Un jugement sur la demande d’injonction provisoire a ordonné au MTQ, le 26 octobre, de suspendre l’éviction jusqu’au 6 novembre. Lundi, les avocats du MTQ ont informé le tribunal qu’ils ne procéderaient pas à l’éviction de la communauté de campeurs, expliquant qu’il n’y avait aucune urgence, rapporte MTremblay.

La CJI avait fait valoir devant le juge que la destruction du campement, sans réelle solution de rechange pour les membres de la communauté, était susceptible de perturber leur fonctionnement habituel, de couper des liens avec leur réseau de soutien et de les rendre plus vulnérables, s’ils devaient vivre isolés les uns des autres.

C’est l’arrondissement de Mercier–Hochelaga-Maisonneuve qui avait ordonné au MTQ de démanteler le campement.

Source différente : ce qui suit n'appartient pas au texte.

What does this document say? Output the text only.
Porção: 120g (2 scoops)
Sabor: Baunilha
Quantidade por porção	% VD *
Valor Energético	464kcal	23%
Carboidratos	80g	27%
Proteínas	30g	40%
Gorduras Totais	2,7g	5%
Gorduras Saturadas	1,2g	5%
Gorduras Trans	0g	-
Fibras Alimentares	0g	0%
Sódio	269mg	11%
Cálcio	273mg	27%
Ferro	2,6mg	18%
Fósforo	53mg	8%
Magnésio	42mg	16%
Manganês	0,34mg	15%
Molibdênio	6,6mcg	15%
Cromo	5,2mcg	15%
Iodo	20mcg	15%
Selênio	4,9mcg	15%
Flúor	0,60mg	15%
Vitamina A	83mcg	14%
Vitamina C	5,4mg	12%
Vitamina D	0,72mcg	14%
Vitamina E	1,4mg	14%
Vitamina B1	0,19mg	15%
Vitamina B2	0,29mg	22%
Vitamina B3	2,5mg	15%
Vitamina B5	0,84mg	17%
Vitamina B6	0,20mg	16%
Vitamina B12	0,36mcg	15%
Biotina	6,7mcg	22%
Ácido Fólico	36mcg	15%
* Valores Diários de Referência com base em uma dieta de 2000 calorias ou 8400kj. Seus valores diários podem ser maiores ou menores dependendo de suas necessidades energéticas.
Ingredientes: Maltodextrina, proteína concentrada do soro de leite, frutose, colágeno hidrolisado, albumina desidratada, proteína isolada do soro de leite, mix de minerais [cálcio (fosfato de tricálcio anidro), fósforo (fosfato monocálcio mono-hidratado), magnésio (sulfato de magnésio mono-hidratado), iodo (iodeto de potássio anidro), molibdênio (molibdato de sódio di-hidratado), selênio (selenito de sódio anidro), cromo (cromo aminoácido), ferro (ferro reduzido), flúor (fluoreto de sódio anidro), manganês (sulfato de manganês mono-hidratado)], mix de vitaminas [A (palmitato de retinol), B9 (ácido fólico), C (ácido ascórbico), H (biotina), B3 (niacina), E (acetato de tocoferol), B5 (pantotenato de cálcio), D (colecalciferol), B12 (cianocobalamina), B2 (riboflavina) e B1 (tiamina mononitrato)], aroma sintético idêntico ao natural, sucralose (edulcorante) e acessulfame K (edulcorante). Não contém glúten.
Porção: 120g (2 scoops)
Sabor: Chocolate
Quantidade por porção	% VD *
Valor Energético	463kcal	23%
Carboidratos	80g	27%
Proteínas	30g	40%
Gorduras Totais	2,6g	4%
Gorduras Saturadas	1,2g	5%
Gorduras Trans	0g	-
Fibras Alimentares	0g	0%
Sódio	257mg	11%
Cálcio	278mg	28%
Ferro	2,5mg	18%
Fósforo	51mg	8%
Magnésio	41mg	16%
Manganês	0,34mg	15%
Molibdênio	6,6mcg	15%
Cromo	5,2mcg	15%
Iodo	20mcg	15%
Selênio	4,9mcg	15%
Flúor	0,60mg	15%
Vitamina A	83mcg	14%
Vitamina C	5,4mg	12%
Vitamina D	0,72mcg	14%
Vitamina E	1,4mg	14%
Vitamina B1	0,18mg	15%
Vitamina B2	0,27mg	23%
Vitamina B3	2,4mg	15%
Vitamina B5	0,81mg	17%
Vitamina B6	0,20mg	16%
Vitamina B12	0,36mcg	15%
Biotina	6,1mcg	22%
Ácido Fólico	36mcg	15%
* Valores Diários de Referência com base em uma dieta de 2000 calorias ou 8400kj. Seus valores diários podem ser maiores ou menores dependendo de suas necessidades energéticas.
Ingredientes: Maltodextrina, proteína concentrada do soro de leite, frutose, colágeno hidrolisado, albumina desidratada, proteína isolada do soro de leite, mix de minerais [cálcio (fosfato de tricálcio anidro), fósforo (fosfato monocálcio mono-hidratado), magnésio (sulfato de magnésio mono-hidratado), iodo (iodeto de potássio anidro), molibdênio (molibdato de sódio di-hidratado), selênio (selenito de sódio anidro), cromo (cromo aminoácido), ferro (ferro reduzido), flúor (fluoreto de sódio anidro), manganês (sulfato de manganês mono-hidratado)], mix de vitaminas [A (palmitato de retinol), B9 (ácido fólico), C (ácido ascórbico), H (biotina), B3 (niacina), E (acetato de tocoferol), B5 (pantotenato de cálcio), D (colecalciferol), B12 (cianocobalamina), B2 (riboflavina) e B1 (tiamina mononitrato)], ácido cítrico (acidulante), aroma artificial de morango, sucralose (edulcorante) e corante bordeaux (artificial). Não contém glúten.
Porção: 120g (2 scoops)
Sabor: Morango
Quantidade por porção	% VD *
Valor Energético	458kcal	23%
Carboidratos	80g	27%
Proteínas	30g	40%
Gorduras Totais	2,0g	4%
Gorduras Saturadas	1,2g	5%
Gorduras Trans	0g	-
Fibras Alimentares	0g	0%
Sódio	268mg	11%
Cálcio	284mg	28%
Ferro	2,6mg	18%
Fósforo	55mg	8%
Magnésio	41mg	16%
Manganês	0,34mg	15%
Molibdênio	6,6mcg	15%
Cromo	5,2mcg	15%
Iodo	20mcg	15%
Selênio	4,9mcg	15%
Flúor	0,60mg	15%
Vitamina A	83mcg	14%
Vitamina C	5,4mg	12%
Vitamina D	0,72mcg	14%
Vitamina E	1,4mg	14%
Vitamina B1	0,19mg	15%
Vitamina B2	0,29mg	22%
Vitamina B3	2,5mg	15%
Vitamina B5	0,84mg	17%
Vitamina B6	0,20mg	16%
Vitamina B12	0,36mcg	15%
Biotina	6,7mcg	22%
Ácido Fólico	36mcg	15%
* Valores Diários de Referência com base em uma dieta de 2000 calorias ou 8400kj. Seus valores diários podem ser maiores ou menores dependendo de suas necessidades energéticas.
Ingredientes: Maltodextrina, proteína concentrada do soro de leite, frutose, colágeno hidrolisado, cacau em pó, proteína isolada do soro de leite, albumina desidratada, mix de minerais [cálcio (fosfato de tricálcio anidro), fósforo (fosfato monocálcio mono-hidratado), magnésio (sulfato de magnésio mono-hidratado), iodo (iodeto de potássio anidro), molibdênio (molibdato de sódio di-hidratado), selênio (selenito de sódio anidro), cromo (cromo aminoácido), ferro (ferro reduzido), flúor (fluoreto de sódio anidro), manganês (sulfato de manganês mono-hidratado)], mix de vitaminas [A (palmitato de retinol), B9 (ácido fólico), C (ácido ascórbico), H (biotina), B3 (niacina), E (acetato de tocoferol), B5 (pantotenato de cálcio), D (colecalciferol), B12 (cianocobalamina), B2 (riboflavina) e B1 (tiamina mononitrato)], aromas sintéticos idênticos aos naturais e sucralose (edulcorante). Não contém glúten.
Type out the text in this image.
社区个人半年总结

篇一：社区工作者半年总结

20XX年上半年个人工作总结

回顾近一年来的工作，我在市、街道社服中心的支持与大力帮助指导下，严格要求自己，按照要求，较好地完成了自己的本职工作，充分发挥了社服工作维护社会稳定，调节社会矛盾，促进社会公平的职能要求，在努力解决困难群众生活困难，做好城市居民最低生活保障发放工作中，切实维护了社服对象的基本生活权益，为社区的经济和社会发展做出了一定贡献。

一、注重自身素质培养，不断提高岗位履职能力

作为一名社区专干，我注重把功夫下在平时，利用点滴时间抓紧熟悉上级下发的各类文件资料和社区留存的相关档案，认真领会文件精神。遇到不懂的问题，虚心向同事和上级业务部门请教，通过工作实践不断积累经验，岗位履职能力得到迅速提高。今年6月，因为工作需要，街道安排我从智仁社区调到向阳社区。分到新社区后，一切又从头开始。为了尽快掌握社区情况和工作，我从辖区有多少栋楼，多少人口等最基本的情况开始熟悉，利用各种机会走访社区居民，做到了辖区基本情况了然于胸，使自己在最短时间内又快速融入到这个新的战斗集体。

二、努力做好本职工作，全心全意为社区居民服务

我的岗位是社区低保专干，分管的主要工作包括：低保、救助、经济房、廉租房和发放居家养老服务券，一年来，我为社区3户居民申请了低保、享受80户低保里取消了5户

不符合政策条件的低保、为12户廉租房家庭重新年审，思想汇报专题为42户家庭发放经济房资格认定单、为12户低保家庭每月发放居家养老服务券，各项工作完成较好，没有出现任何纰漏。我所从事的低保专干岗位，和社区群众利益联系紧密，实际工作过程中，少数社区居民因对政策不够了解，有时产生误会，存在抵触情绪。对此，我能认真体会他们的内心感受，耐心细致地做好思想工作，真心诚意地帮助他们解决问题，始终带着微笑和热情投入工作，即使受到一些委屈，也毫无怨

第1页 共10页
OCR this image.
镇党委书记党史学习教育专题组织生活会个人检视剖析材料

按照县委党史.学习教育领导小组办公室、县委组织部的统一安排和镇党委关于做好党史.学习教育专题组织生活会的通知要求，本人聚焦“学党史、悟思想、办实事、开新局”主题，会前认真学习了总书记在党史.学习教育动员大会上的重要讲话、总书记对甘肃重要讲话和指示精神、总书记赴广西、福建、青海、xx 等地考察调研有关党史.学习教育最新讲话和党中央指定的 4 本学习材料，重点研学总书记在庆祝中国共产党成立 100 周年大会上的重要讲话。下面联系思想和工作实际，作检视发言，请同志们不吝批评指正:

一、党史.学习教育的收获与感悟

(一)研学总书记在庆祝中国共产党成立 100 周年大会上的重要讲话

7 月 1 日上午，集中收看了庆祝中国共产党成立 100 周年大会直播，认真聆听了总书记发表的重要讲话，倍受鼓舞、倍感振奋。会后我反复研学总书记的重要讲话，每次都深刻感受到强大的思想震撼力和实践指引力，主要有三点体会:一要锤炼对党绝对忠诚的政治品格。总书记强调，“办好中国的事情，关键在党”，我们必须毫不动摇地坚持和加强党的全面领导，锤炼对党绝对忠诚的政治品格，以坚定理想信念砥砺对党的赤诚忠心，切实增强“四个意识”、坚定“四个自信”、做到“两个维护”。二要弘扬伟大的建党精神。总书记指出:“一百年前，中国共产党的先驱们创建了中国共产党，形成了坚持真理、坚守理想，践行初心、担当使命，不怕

Dans un avis daté du 21 septembre, un inspecteur municipal informait le MTQ que son terrain accueillait présentement un « campement de fortune » et que « cet usage n’est pas autorisé dans ce secteur » par le règlement d’urbanisme. On notait aussi l’accumulation de déchets sur le site, ce qui contrevient au règlement sur les nuisances, en donnant au propriétaire 10 jours pour tout retirer.

À l’arrondissement, on a expliqué avoir agi à la suite de la plainte d’un citoyen.

En fin de journée lundi, le MTQ a confirmé qu’il avait « suspendu jusqu’à nouvel ordre » le démantèlement du campement. Selon la porte-parole Sarah Bensadoun, c’est seulement à cause de la demande de l’arrondissement que le MTQ a distribué des avis d’éviction. S’il n’y avait pas eu d’intervention d’un inspecteur municipal, rien n’aurait été fait pour déloger les campeurs, dit-elle. « Il n’y a pas de besoin d’éviction pour ce terrain-là », ajoute Mme Bensadoun.

Vendredi dernier, un porte-parole du CIUSSS de l’Est-de-l’Île-de-Montréal a affirmé que l’organisme était intervenu auprès des habitants du campement « afin de les soutenir dans leurs démarches et accompagner les personnes qui le souhaitent vers le logement ».

« Le CIUSSS a pris contact à la mi-octobre avec les usagers, a présenté les services de l’équipe Proximité/RSSS, s’est assuré que ces derniers soient avisés de l’avis d’éviction. Aucune demande précise n’a émergé à ce moment de leur part », affirme le responsable des communications Carl Boisvert, dans une réponse écrite aux questions de La Presse.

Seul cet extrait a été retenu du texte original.